Frasier urged the court to reassess how lower courts determine whether something is “clearly established” and overturn the Tenth Circuit’s narrow interpretation of it. “The qualified-immunity doctrine was created to prevent officers from being held unexpectedly liable based on constitutional rules they ‘neither knew nor should have known’ existed,” he told the court, quoting a 1982 Supreme Court case. “The officers here all testified that they knew they were violating [Frasier’s] rights. Their training, department policies, and precedent all underscored that reality. Whatever the outer boundaries of qualified immunity may be, this case is far beyond them.”

A coalition of news organizations and press-freedom groups also urged the Supreme Court to take up this case to decide the First Amendment question, as did Frasier. “For the right to record police to be meaningful, then, a sufficient deterrent must be in place to ensure that right is not infringed in the first instance,” they argued in a friend-of-the-court brief. “An injunction cannot restore footage that a reporter never had the chance to take. Other remedial avenues are often closed as well; for one, officers who retaliate against press coverage—even through the use of unwarranted force—virtually never face prosecution for doing so. And internal discipline, too, is regrettably rare.” Only the reasonable fear of litigation, they argued, will be enough to deter them.

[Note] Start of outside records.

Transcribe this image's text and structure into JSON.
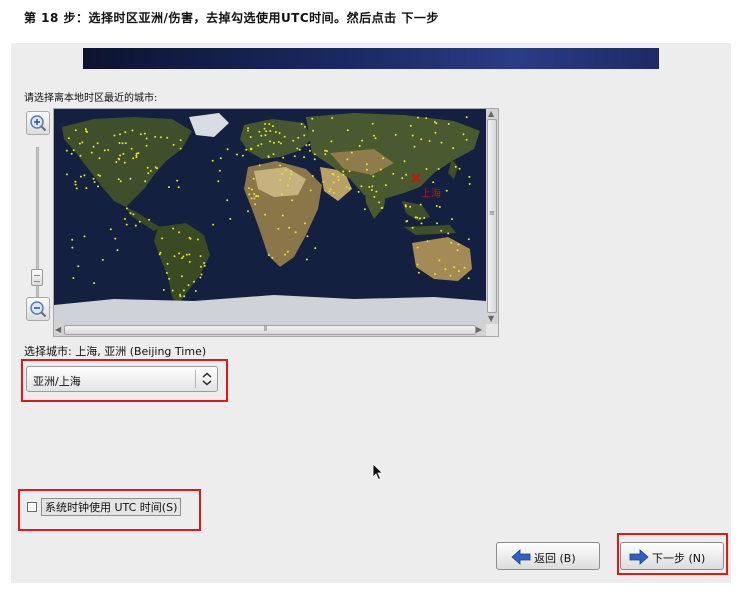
{
  "step_heading": "第 18 步：选择时区亚洲/伤害，去掉勾选使用UTC时间。然后点击 下一步",
  "map": {
    "prompt": "请选择离本地时区最近的城市:",
    "marker_label": "上海",
    "zoom_in_icon": "zoom-in-icon",
    "zoom_out_icon": "zoom-out-icon"
  },
  "timezone": {
    "selected_city_label": "选择城市: 上海, 亚洲 (Beijing Time)",
    "select_value": "亚洲/上海"
  },
  "utc": {
    "label": "系统时钟使用 UTC 时间(S)",
    "checked": false
  },
  "buttons": {
    "back_label": "返回 (B)",
    "next_label": "下一步 (N)"
  },
  "colors": {
    "highlight": "#e01818",
    "ocean": "#142040",
    "city_dot": "#e6e62a",
    "marker": "#cc1111",
    "arrow": "#2a62c8"
  }
}
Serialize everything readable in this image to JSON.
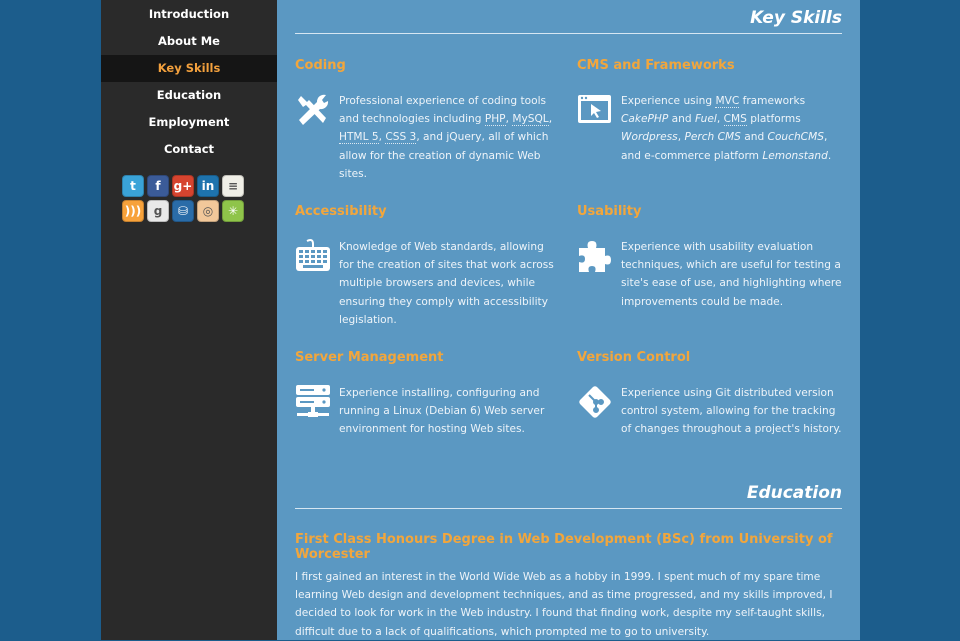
{
  "nav": [
    {
      "label": "Introduction",
      "active": false
    },
    {
      "label": "About Me",
      "active": false
    },
    {
      "label": "Key Skills",
      "active": true
    },
    {
      "label": "Education",
      "active": false
    },
    {
      "label": "Employment",
      "active": false
    },
    {
      "label": "Contact",
      "active": false
    }
  ],
  "social_row1": [
    {
      "name": "twitter",
      "glyph": "t",
      "color": "#3aa3d8"
    },
    {
      "name": "facebook",
      "glyph": "f",
      "color": "#3b5b98"
    },
    {
      "name": "google-plus",
      "glyph": "g+",
      "color": "#d6442f"
    },
    {
      "name": "linkedin",
      "glyph": "in",
      "color": "#1e73ad"
    },
    {
      "name": "stackoverflow",
      "glyph": "≡",
      "color": "#f0efe7"
    }
  ],
  "social_row2": [
    {
      "name": "rss",
      "glyph": ")))",
      "color": "#f7a23b"
    },
    {
      "name": "github",
      "glyph": "g",
      "color": "#e9e9e9"
    },
    {
      "name": "bitbucket",
      "glyph": "⛁",
      "color": "#2a6ca8"
    },
    {
      "name": "openhub",
      "glyph": "◎",
      "color": "#f2c89a"
    },
    {
      "name": "lime",
      "glyph": "✳",
      "color": "#8fc44a"
    }
  ],
  "key_skills": {
    "heading": "Key Skills",
    "coding": {
      "title": "Coding",
      "t1": "Professional experience of coding tools and technologies including ",
      "php": "PHP",
      "sep1": ", ",
      "mysql": "MySQL",
      "sep2": ", ",
      "html5": "HTML 5",
      "sep3": ", ",
      "css3": "CSS 3",
      "t2": ", and jQuery, all of which allow for the creation of dynamic Web sites."
    },
    "cms": {
      "title": "CMS and Frameworks",
      "t1": "Experience using ",
      "mvc": "MVC",
      "t2": " frameworks ",
      "cakephp": "CakePHP",
      "t3": " and ",
      "fuel": "Fuel",
      "t4": ", ",
      "cms_abbr": "CMS",
      "t5": " platforms ",
      "wordpress": "Wordpress",
      "t6": ", ",
      "perch": "Perch CMS",
      "t7": " and ",
      "couch": "CouchCMS",
      "t8": ", and e-commerce platform ",
      "lemonstand": "Lemonstand",
      "t9": "."
    },
    "accessibility": {
      "title": "Accessibility",
      "text": "Knowledge of Web standards, allowing for the creation of sites that work across multiple browsers and devices, while ensuring they comply with accessibility legislation."
    },
    "usability": {
      "title": "Usability",
      "text": "Experience with usability evaluation techniques, which are useful for testing a site's ease of use, and highlighting where improvements could be made."
    },
    "server": {
      "title": "Server Management",
      "text": "Experience installing, configuring and running a Linux (Debian 6) Web server environment for hosting Web sites."
    },
    "version": {
      "title": "Version Control",
      "text": "Experience using Git distributed version control system, allowing for the tracking of changes throughout a project's history."
    }
  },
  "education": {
    "heading": "Education",
    "degree": "First Class Honours Degree in Web Development (BSc) from University of Worcester",
    "text": "I first gained an interest in the World Wide Web as a hobby in 1999. I spent much of my spare time learning Web design and development techniques, and as time progressed, and my skills improved, I decided to look for work in the Web industry. I found that finding work, despite my self-taught skills, difficult due to a lack of qualifications, which prompted me to go to university."
  }
}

Will the justices take the opportunity? As I’ve noted before, at least two of the court’s members, Justices Clarence Thomas and Sonia Sotomayor, have urged the court to reconsider its approach to qualified immunity. But their colleagues have not yet moved in their direction. With Congress apparently at an impasse at fixing the qualified-immunity problem in negotiations over a police-reform bill, the courts are the only likely vehicle to address a problem that the courts themselves created. Even if the justices aren’t willing to allow cameras in the Supreme Court, they should be willing to allow them to be used to document potential police misconduct. The First Amendment is clear even if the court’s qualified-immunity decisions are not.